Since there is no God, loving or vengeful or otherwise, it’s a ludicrous conversation, some say. Others go through mental and emotional gyrations to assure that God allows such things when He or She or It needs a bunch of “new angels or another little quarterback or ballerina in heaven.” That conjures an image of God playing a giant, cosmic video game, picking off specific individuals to fill vacancies in heaven. (Why heaven would have vacancies is yet another mystery for another time.) Still others suggest that using such a concept to try to comfort loved-ones does a huge disservice to what they really need — acceptance and acknowledgement of their grief — not a justification for why they shouldn’t grieve.

Others who apparently figure they’re in the know say God doesn’t interfere with natural disasters because they are in the natural order of things.

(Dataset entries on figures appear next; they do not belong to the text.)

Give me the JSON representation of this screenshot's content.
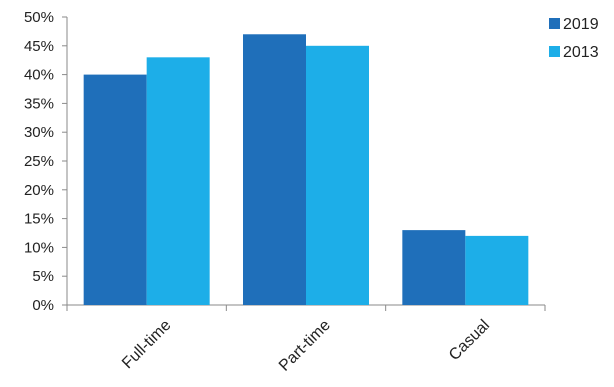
{
  "chart_data": {
    "type": "bar",
    "title": "",
    "xlabel": "",
    "ylabel": "",
    "categories": [
      "Full-time",
      "Part-time",
      "Casual"
    ],
    "series": [
      {
        "name": "2019",
        "values": [
          40,
          47,
          13
        ],
        "color": "#1f6fba"
      },
      {
        "name": "2013",
        "values": [
          43,
          45,
          12
        ],
        "color": "#1daee8"
      }
    ],
    "ylim": [
      0,
      50
    ],
    "yticks": [
      "0%",
      "5%",
      "10%",
      "15%",
      "20%",
      "25%",
      "30%",
      "35%",
      "40%",
      "45%",
      "50%"
    ],
    "grid": false,
    "legend_position": "top-right"
  }
}
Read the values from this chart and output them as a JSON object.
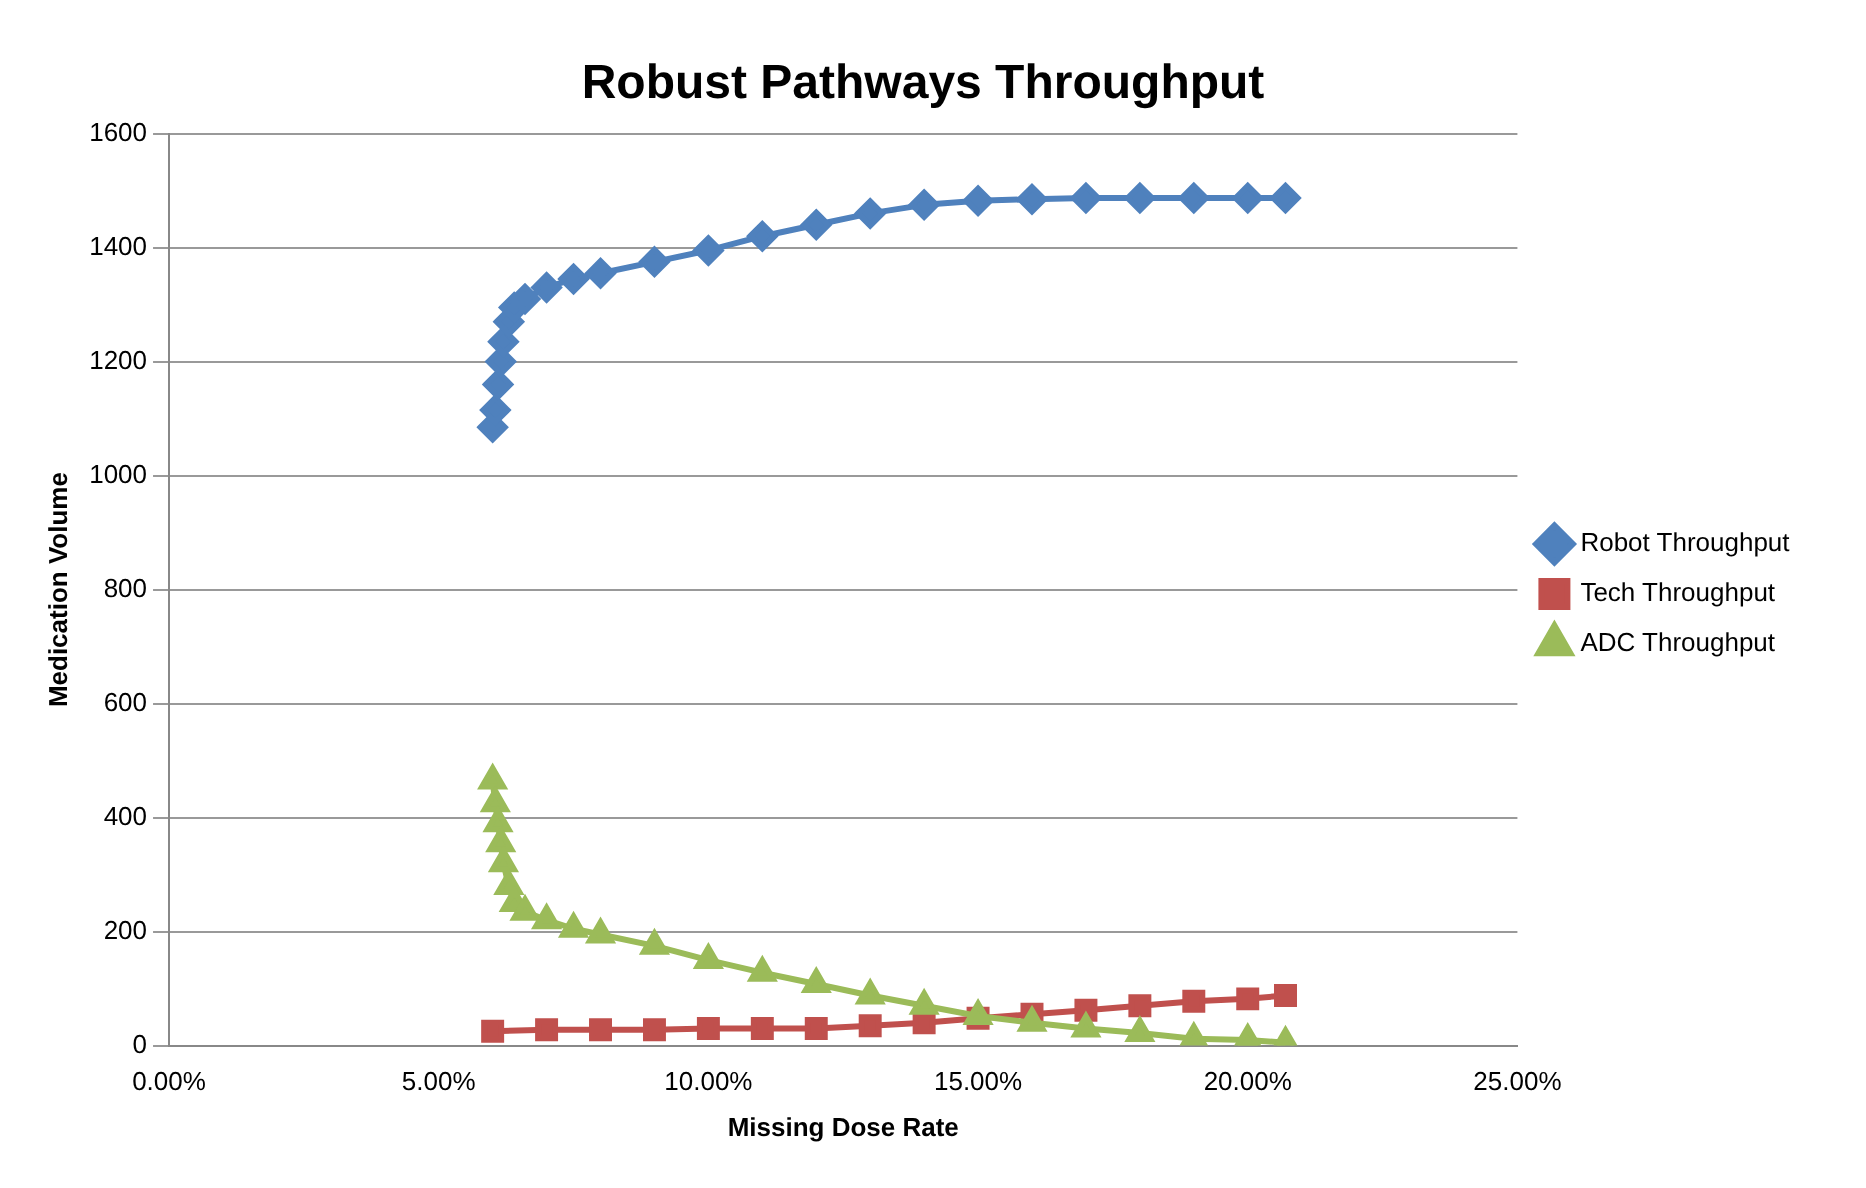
{
  "chart_data": {
    "type": "line",
    "title": "Robust Pathways Throughput",
    "xlabel": "Missing Dose Rate",
    "ylabel": "Medication Volume",
    "xlim": [
      0,
      0.25
    ],
    "xticks": [
      {
        "value": 0,
        "label": "0.00%"
      },
      {
        "value": 0.05,
        "label": "5.00%"
      },
      {
        "value": 0.1,
        "label": "10.00%"
      },
      {
        "value": 0.15,
        "label": "15.00%"
      },
      {
        "value": 0.2,
        "label": "20.00%"
      },
      {
        "value": 0.25,
        "label": "25.00%"
      }
    ],
    "ylim": [
      0,
      1600
    ],
    "yticks": [
      0,
      200,
      400,
      600,
      800,
      1000,
      1200,
      1400,
      1600
    ],
    "grid": "y",
    "legend": "right",
    "line_style": "solid",
    "series": [
      {
        "name": "Robot Throughput",
        "color": "#4f81bd",
        "marker": "diamond",
        "x": [
          0.06,
          0.0605,
          0.061,
          0.0615,
          0.062,
          0.063,
          0.064,
          0.066,
          0.07,
          0.075,
          0.08,
          0.09,
          0.1,
          0.11,
          0.12,
          0.13,
          0.14,
          0.15,
          0.16,
          0.17,
          0.18,
          0.19,
          0.2,
          0.207
        ],
        "values": [
          1085,
          1115,
          1160,
          1200,
          1235,
          1270,
          1295,
          1310,
          1330,
          1345,
          1355,
          1375,
          1395,
          1420,
          1440,
          1460,
          1475,
          1482,
          1485,
          1487,
          1487,
          1487,
          1487,
          1487
        ]
      },
      {
        "name": "Tech Throughput",
        "color": "#c0504d",
        "marker": "square",
        "x": [
          0.06,
          0.07,
          0.08,
          0.09,
          0.1,
          0.11,
          0.12,
          0.13,
          0.14,
          0.15,
          0.16,
          0.17,
          0.18,
          0.19,
          0.2,
          0.207
        ],
        "values": [
          25,
          28,
          28,
          28,
          30,
          30,
          30,
          35,
          40,
          48,
          55,
          62,
          70,
          78,
          82,
          88
        ]
      },
      {
        "name": "ADC Throughput",
        "color": "#9bbb59",
        "marker": "triangle",
        "x": [
          0.06,
          0.0605,
          0.061,
          0.0615,
          0.062,
          0.063,
          0.064,
          0.066,
          0.07,
          0.075,
          0.08,
          0.09,
          0.1,
          0.11,
          0.12,
          0.13,
          0.14,
          0.15,
          0.16,
          0.17,
          0.18,
          0.19,
          0.2,
          0.207
        ],
        "values": [
          465,
          425,
          390,
          355,
          320,
          280,
          250,
          235,
          220,
          205,
          195,
          175,
          150,
          128,
          108,
          88,
          70,
          52,
          40,
          30,
          22,
          12,
          10,
          5
        ]
      }
    ]
  }
}
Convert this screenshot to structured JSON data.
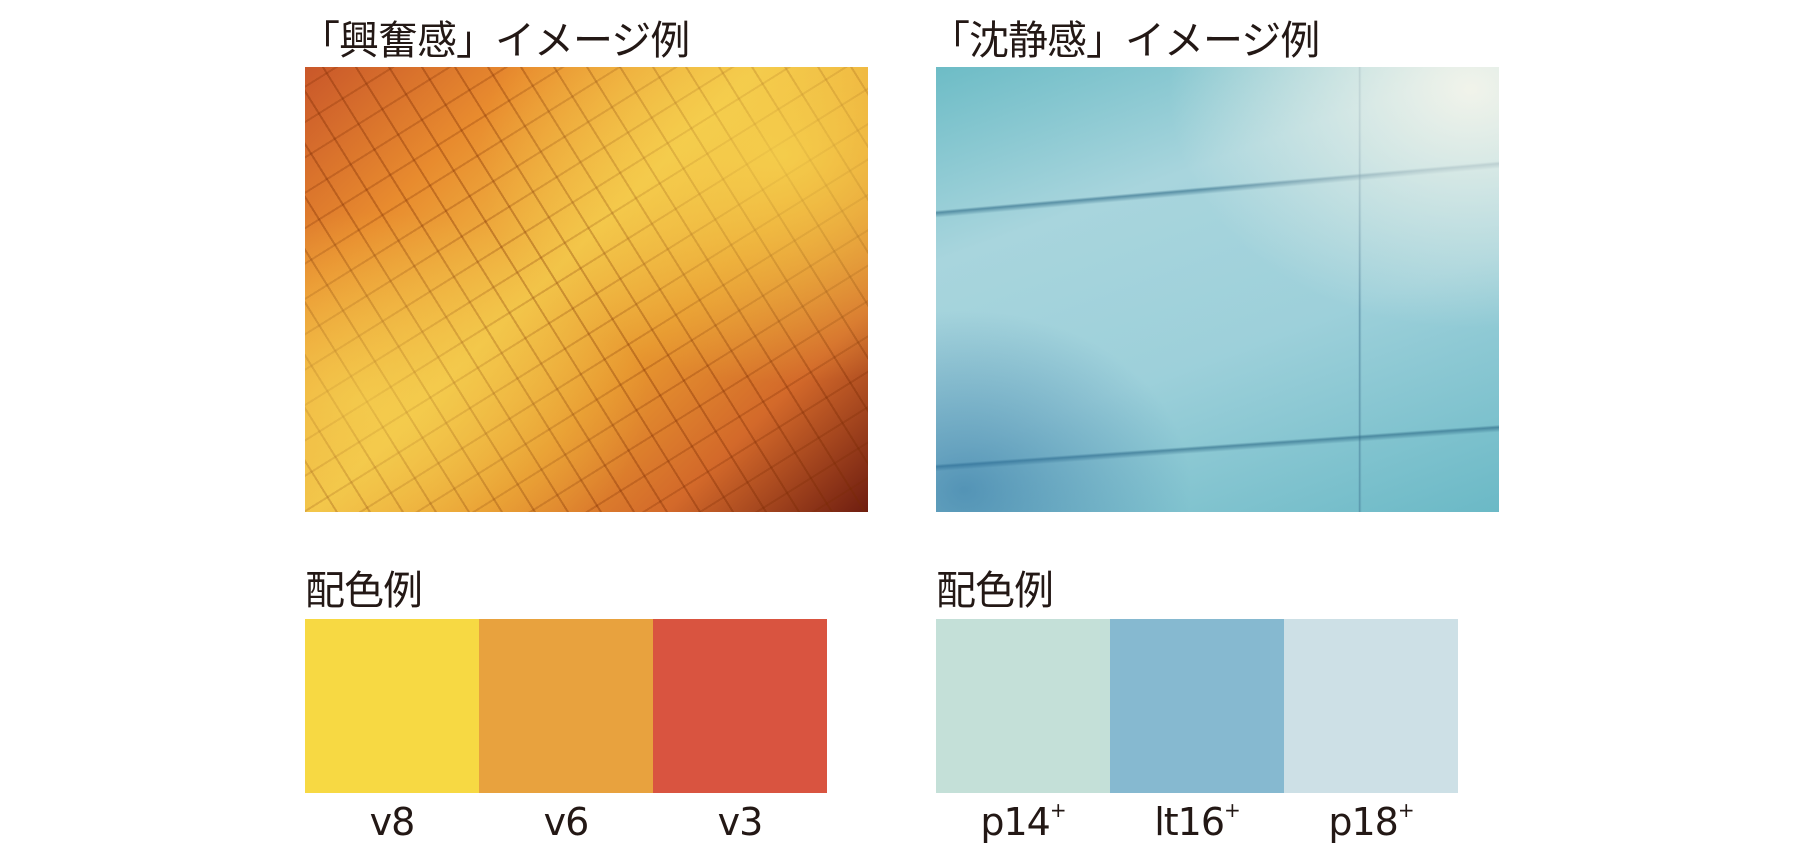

And if H/S/I was going to interfere, a reasonable question might be, why allow natural disasters to occur in the first place? Exactly. And if H/S/I didn’t want children to be slaughtered by madmen, why does H/S/I not put a stop to madmen who are inclined to slaughter children? Exactly.

Questioning the motivations of God has sustained campfire talks for ages. And for most of human history, it wasn’t God at all. It was a host of gods, large and small, trivial and significant, magnificent and garden-variety, petty and even playful. We didn’t decide there was just one God until we became all sophisticated and modern. Modern being a relative concept (in time and space) that began a little over 2,000 years ago in what we call the Middle East, as best we know. Back then God was a jealous God who sent plagues and locusts and drought and famine and the other Horsemen of the Apocalypse, parted the Red Sea and drowned an entire Egyptian army in hot pursuit of the fleeing Hebrews. There was a God who stood right up for H/H/I people — well, not Egyptians obviously.

That was the Hebrew and later the Christian God of course. I know more about that God than I do about other gods that boast millions or billions of believers. A strong belief in God is probably deeply coded into my DNA since my great grandfather and my father both were men of the cloth, as they say. They’re both long-gone, so I can’t ask their spiritual opinions on tornadoes in Oklahoma or gun-toting madmen. But if I could, I suspect they would stand by the notions of “free will, the natural order of things and by the way, don’t try to figure out God, because He can’t be figured out by the puny likes of us, and frankly, He gets a little p-o’d when we keep questioning His motives.”

“Well, what the heck kind of answer is that?” I’d probably say.

I read Victor Frankl’s “From Death Camp to Existentialism” aka “Man’s Search for Meaning decades ago, and I believe Frankl mostly got it right. Basically and simply put, there’s no grand design and no Grand Architect. We’re here by a chance of nature. “This life is all you’ve got and there’s nothing after it, so do your best to make it meaningful.”

Whether or not God causes stuff to happen or simply let’s things happen or whether or not stuff just happens unrelated to God or non-God has tickled and stumped theologians and regular folk for centuries and is likely to keep them and us intrigued for centuries to come. And some will say, “What the heck kind of answer is that?” And I can only say, “Exactly!”

Chris Daley is a staff writer and columnist for the Mountain Democrat. His column appears each Friday.